Culver Academies Announce Summer Art Exhibitions

Written on June 17, 2014 by News Release

Categories: Entertainment Archive 2014

Tags: , ,

Visual Voices Banner FlierCULVER, Ind. — The Crisp Visual Art Center at the Culver Academies is pleased to announce three outstanding exhibitions for summer 2014: Visual Voices, Gifts from the Collection of Randy Deer N’48 and a Time of Malfeasance.

The Crisp Visual Art Center is located on Academy Road near Logansport Gate on the Culver Academies campus. The galleries are open to the public from 1 p.m. to 4 p.m. Saturday and Sunday, June 22-Aug. 9. Weekday appointments by individuals or groups may be arranged by calling curator Robert Nowalk at 574- 842-8278 or through e-mail at [email protected].

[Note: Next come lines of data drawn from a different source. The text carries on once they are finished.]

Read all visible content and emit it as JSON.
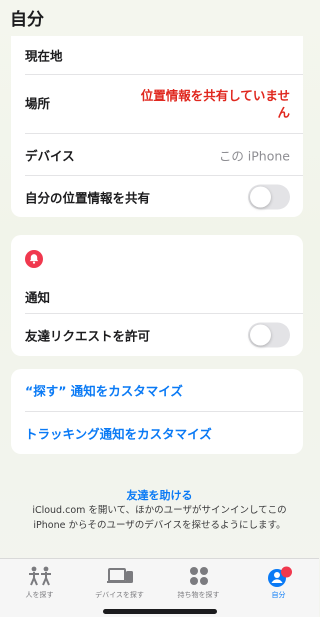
{
  "header": {
    "title": "自分"
  },
  "location_card": {
    "current_location_label": "現在地",
    "place_label": "場所",
    "place_value": "位置情報を共有していません",
    "device_label": "デバイス",
    "device_value": "この iPhone",
    "share_label": "自分の位置情報を共有",
    "share_enabled": false
  },
  "notify_card": {
    "title": "通知",
    "friend_request_label": "友達リクエストを許可",
    "friend_request_enabled": false
  },
  "links": {
    "customize_find": "“探す” 通知をカスタマイズ",
    "customize_tracking": "トラッキング通知をカスタマイズ"
  },
  "help": {
    "title": "友達を助ける",
    "body": "iCloud.com を開いて、ほかのユーザがサインインしてこの iPhone からそのユーザのデバイスを探せるようにします。"
  },
  "tabs": [
    {
      "label": "人を探す",
      "icon": "people-icon"
    },
    {
      "label": "デバイスを探す",
      "icon": "devices-icon"
    },
    {
      "label": "持ち物を探す",
      "icon": "items-icon"
    },
    {
      "label": "自分",
      "icon": "me-icon",
      "active": true
    }
  ],
  "colors": {
    "accent": "#0a7af5",
    "warning": "#e0281f",
    "notify_icon": "#f0384e"
  }
}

Visual Voices, in the Wolfe Gallery, includes work from both the Academies’ and private collections. The astute viewer will discover that the overall theme addresses the human propensity to engage in play, whether seen in the festival paintings of contemporary Mexico, the theatrical woodcuts of 19th century Japan, or the dance moccasins of the Sioux and Blackfeet tribes. Even the oldest work in the exhibition, a Chinese coin from 1st century A.D., has a playful design stamped across its double-footed spade shape. Overall the exhibition has many riches that are well worth an extended visit.

On exhibit in the Deer-Zink Gallery is a selection of paintings given by Indianapolis resident Randy Deer who graduated from Culver’s Summer Naval School in 1948. Gifts from the Collection of Randy Deer N’48 consists of 15 paintings ranging from a delicate 18th century gouache by August Querfurt of Austria to two modern landscapes by American painter Laurence P. Sisson. The exhibition allows the viewer to enjoy Culver Academies’ only examples of French, English, and American Impressionism as well as several rarely seen works by the American expatriate painter, William Samuel Horton. Horton, who was born in Grand Rapids, Mich., in 1865, moved to England after being rejected by his family for wanting to pursue the life of a painter.

Summer allows the Crisp Visual Art Center to move work from the permanent collection into the second-floor student gallery and the show, A Time of Malfeasance, devotes the space to one suite of engravings that is both captivating and, despite its impetus, timeless. Printmaker Virginia Myers, like many Americans, was drawn into the drama that unfolded as the Watergate Hearings began broadcast in 1973. Always the artist, Myers recorded her emotional reaction in a series of self-portraits which eventually expanded to a 21-plate suite of engravings.